Perennials are those satisfying, reliable plants that return to our gardens year after year. We strive to carry the unusual as well as grandmother’s tried and true favorites. We have a vast collection of perennials for every garden situation; wildlife habitat, boggy areas, dry rocky areas, shady or sunny exposures, cottage gardens and native gardens. We also have a knowledgeable staff ready to help you with your choices for different garden situations and exposures. Additionally, we are consistently on the search for that hard to find, elusive perennial. Please let us know what you are looking for. We welcome the opportunity to help you find the plants you’ve had on your wish list for months (maybe even years).
We carry both organic and traditional veggie starts to help you get a head start in your vegetable garden. You will find both the tried and true varieties as well as new introductions. We have everything from artichoke starts and asparagus roots, to seed potatoes and horseradish roots during our late winter, spring and early summer months. Our herb selection is also very extensive with a dozen varieties of basil and at least 20 varieties of rosemary plus all the other herbs you have been reading about. If you are looking for that hard-to-find tomato variety to transplant into your garden, know that we carry over 70 varieties during May and June. Come in the spring and expect to be inspired!

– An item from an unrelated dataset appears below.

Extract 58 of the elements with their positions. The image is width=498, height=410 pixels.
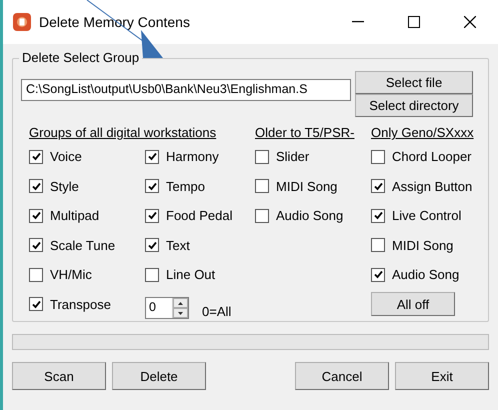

We grow and sell basic annuals such as petunias, lobelia, impatiens, begonias, and over 10,000 geraniums, along with the newest introductions and the hard to find such as; Fuchsia ‘Blacky’, Rhodochiton, Spilanthes ‘Peek-a-Boo’, Petunia ‘Black Velvet’, Lobularia ‘Snow Princess’ and Chocolate Cosmos. We also grow custom hanging baskets, huge fuchsia baskets, and porch and patio containers in the spring and summer.

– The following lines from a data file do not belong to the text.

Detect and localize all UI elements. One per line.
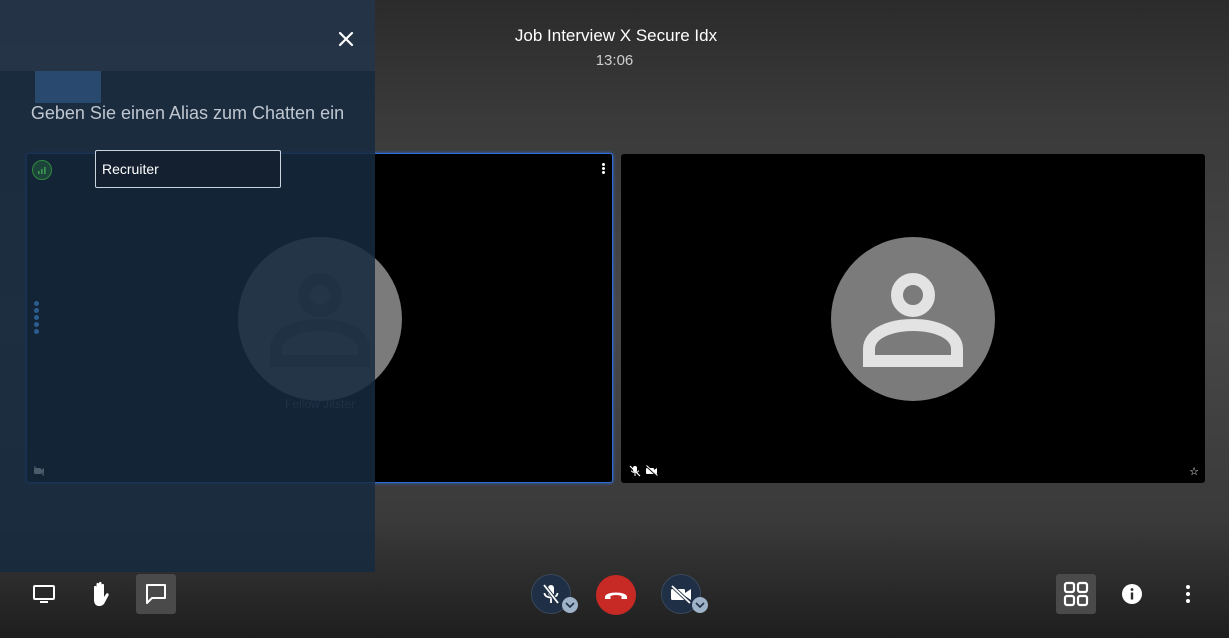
chat-panel-header	[0, 0, 375, 103]
raise-hand-icon	[94, 581, 109, 606]
camera-options-button[interactable]	[692, 597, 708, 613]
chat-panel: Geben Sie einen Alias zum Chatten ein	[0, 0, 375, 572]
hangup-icon	[605, 592, 627, 599]
raise-hand-button[interactable]	[80, 574, 120, 614]
tile-status-icons	[629, 465, 658, 477]
star-icon[interactable]: ☆	[1189, 465, 1199, 478]
remote-video-tile[interactable]: ☆	[621, 154, 1205, 483]
microphone-muted-icon	[542, 583, 560, 605]
connection-indicator-icon[interactable]	[32, 160, 52, 180]
screen-share-button[interactable]	[24, 574, 64, 614]
mic-muted-icon	[629, 465, 641, 477]
chevron-down-icon	[565, 602, 575, 608]
chat-button[interactable]	[136, 574, 176, 614]
tile-menu-icon[interactable]	[602, 162, 606, 175]
screen-share-icon	[33, 585, 55, 603]
drag-handle-icon[interactable]	[34, 301, 39, 336]
alias-prompt: Geben Sie einen Alias zum Chatten ein	[30, 103, 345, 123]
close-icon	[338, 31, 354, 47]
camera-off-icon	[33, 466, 45, 476]
info-button[interactable]	[1112, 574, 1152, 614]
hangup-button[interactable]	[596, 575, 636, 615]
avatar	[831, 237, 995, 401]
tile-view-icon	[1063, 581, 1089, 607]
more-icon	[1186, 585, 1190, 603]
more-options-button[interactable]	[1168, 574, 1208, 614]
camera-off-icon	[645, 465, 658, 477]
alias-input[interactable]	[95, 150, 281, 188]
camera-off-icon	[670, 584, 692, 604]
info-icon	[1122, 584, 1142, 604]
highlight-block	[35, 71, 101, 103]
chevron-down-icon	[695, 602, 705, 608]
microphone-options-button[interactable]	[562, 597, 578, 613]
user-avatar-icon	[863, 273, 963, 367]
chat-icon	[146, 584, 166, 604]
close-chat-button[interactable]	[334, 27, 358, 51]
tile-view-button[interactable]	[1056, 574, 1096, 614]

Our Front Greenhouse and Propagation House are lined out with both traditional flowering hanging baskets for sun or shade and also our more unusual veggie baskets and herbal baskets. Most of our annual hanging baskets are grown in extra large 14-inch containers allowing for healthy baskets all summer long. These baskets, pots and containers are planted and grown on in our largest greenhouse to be ready for purchase a few weeks before Mother’s Day. We stagger our plantings so we can offer these colorful annual containers throughout the spring and summer.

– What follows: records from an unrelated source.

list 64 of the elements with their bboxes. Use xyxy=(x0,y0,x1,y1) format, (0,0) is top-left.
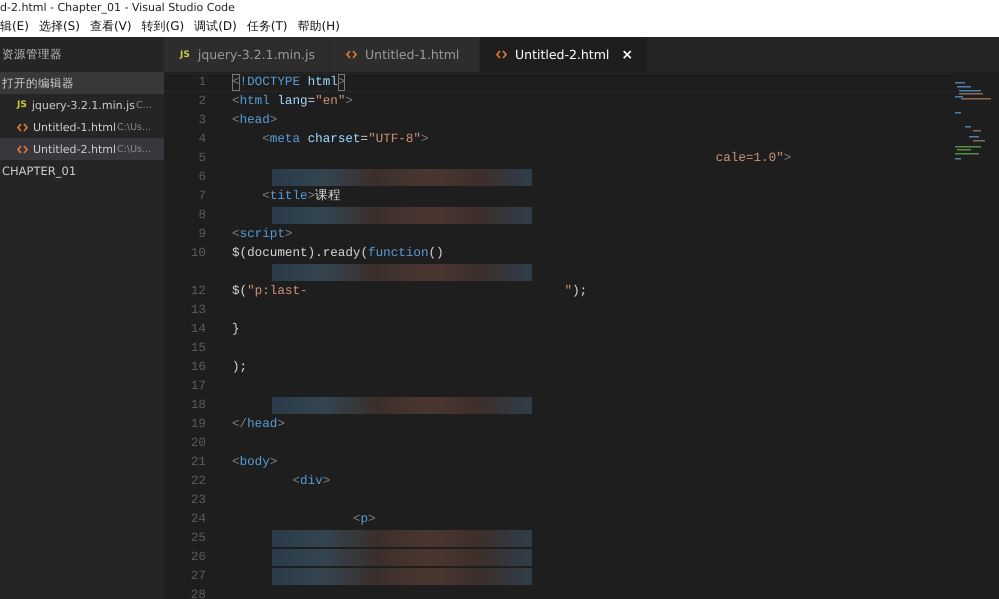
js-file-icon: JS xyxy=(17,100,27,110)
line-number: 19 xyxy=(190,416,207,433)
code-brackets-icon xyxy=(346,50,357,59)
menu-item[interactable]: 任务(T) xyxy=(246,18,294,34)
line-number: 23 xyxy=(190,492,207,509)
file-item[interactable]: JS jquery-3.2.1.min.js C... xyxy=(0,94,164,116)
menu-item[interactable]: 调试(D) xyxy=(194,18,243,34)
code-line: <meta charset="UTF-8"> xyxy=(261,131,429,148)
window-title: d-2.html - Chapter_01 - Visual Studio Code xyxy=(0,1,235,14)
code-line: <div> xyxy=(291,473,330,490)
code-line: ); xyxy=(232,359,248,376)
line-number: 4 xyxy=(197,131,207,148)
line-number: 3 xyxy=(197,112,207,129)
menu-item[interactable]: 转到(G) xyxy=(142,18,190,34)
code-line: <body> xyxy=(232,454,278,471)
menu-item[interactable]: 帮助(H) xyxy=(298,18,346,34)
menu-item[interactable]: 选择(S) xyxy=(38,18,86,34)
line-number: 20 xyxy=(190,435,207,452)
code-line: <title>课程 xyxy=(261,188,342,205)
line-number: 12 xyxy=(190,283,207,300)
line-number: 1 xyxy=(197,74,207,91)
line-number: 15 xyxy=(190,340,207,357)
code-line: <script> xyxy=(232,226,292,243)
line-number: 26 xyxy=(190,549,207,566)
line-number: 7 xyxy=(197,188,207,205)
code-line: $("p:last- "); xyxy=(232,283,588,300)
section-header[interactable]: 打开的编辑器 xyxy=(0,72,164,94)
line-number: 18 xyxy=(190,397,207,414)
js-file-icon: JS xyxy=(180,50,190,60)
line-number: 21 xyxy=(190,454,207,471)
code-line: </head> xyxy=(232,416,285,433)
line-number: 16 xyxy=(190,359,207,376)
line-number: 10 xyxy=(190,245,207,262)
sidebar-title: 资源管理器 xyxy=(1,46,63,63)
code-line: $(document).ready(function() xyxy=(232,245,444,262)
line-number: 2 xyxy=(197,93,207,110)
code-line: <p> xyxy=(352,511,376,528)
code-line: <head> xyxy=(232,112,278,129)
line-number: 6 xyxy=(197,169,207,186)
file-item[interactable]: Untitled-2.html C:\Us... xyxy=(0,138,164,160)
line-number: 13 xyxy=(190,302,207,319)
code-line: } xyxy=(232,321,240,338)
line-number: 9 xyxy=(197,226,207,243)
code-line: cale=1.0"> xyxy=(714,150,792,167)
line-number: 27 xyxy=(190,568,207,585)
line-number: 24 xyxy=(190,511,207,528)
line-number: 5 xyxy=(197,150,207,167)
editor-tab[interactable]: Untitled-1.html xyxy=(330,37,480,72)
line-number: 17 xyxy=(190,378,207,395)
line-number: 22 xyxy=(190,473,207,490)
line-number: 28 xyxy=(190,587,207,599)
menu-item[interactable]: 查看(V) xyxy=(90,18,138,34)
file-item[interactable]: Untitled-1.html C:\Us... xyxy=(0,116,164,138)
line-number: 8 xyxy=(197,207,207,224)
line-number: 25 xyxy=(190,530,207,547)
editor-tab[interactable]: JS jquery-3.2.1.min.js xyxy=(164,37,330,72)
close-icon[interactable]: × xyxy=(621,46,634,62)
code-brackets-icon xyxy=(17,144,28,154)
code-brackets-icon xyxy=(496,50,507,59)
menu-item[interactable]: 辑(E) xyxy=(0,18,35,34)
editor-tab[interactable]: Untitled-2.html × xyxy=(480,37,648,72)
line-number: 14 xyxy=(190,321,207,338)
code-brackets-icon xyxy=(17,122,28,132)
code-line: <html lang="en"> xyxy=(232,93,353,110)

Growing plants in enclosed spaces removes toxins from the air and replaces the oxygen we take from the air. A home with plants is a healthy home and our Conservatory is filled with plants for homes, offices and sunrooms. We have a wide selection of plants for low light including maidenhair, Boston and tree ferns. We offer plants in 2-inch starter containers and plants 7 feet tall with all sizes in between. Our selection of flowering indoor plants includes orchids, African violets, gloxinias, Persian violets and other seasonal varieties such as poinsettias and paperwhites for Christmas decorating and gift giving. The Conservatory is a great place to wander during cold weather. With heated floors and flowering plants it provides the garden fix we need during the winter.
Our plants are properly named, pest free, healthy and well grown. They are guaranteed to flourish with proper care. Please follow the cultural advice our nursery staff provides.
Returns, exchanges and refunds can be made with returned merchandise and sales receipt.
Many newly planted or tender plants require some winter protection (fir boughs, compost or bark). Please understand that we cannot guarantee our plants against cold, heat, flood or drought damage.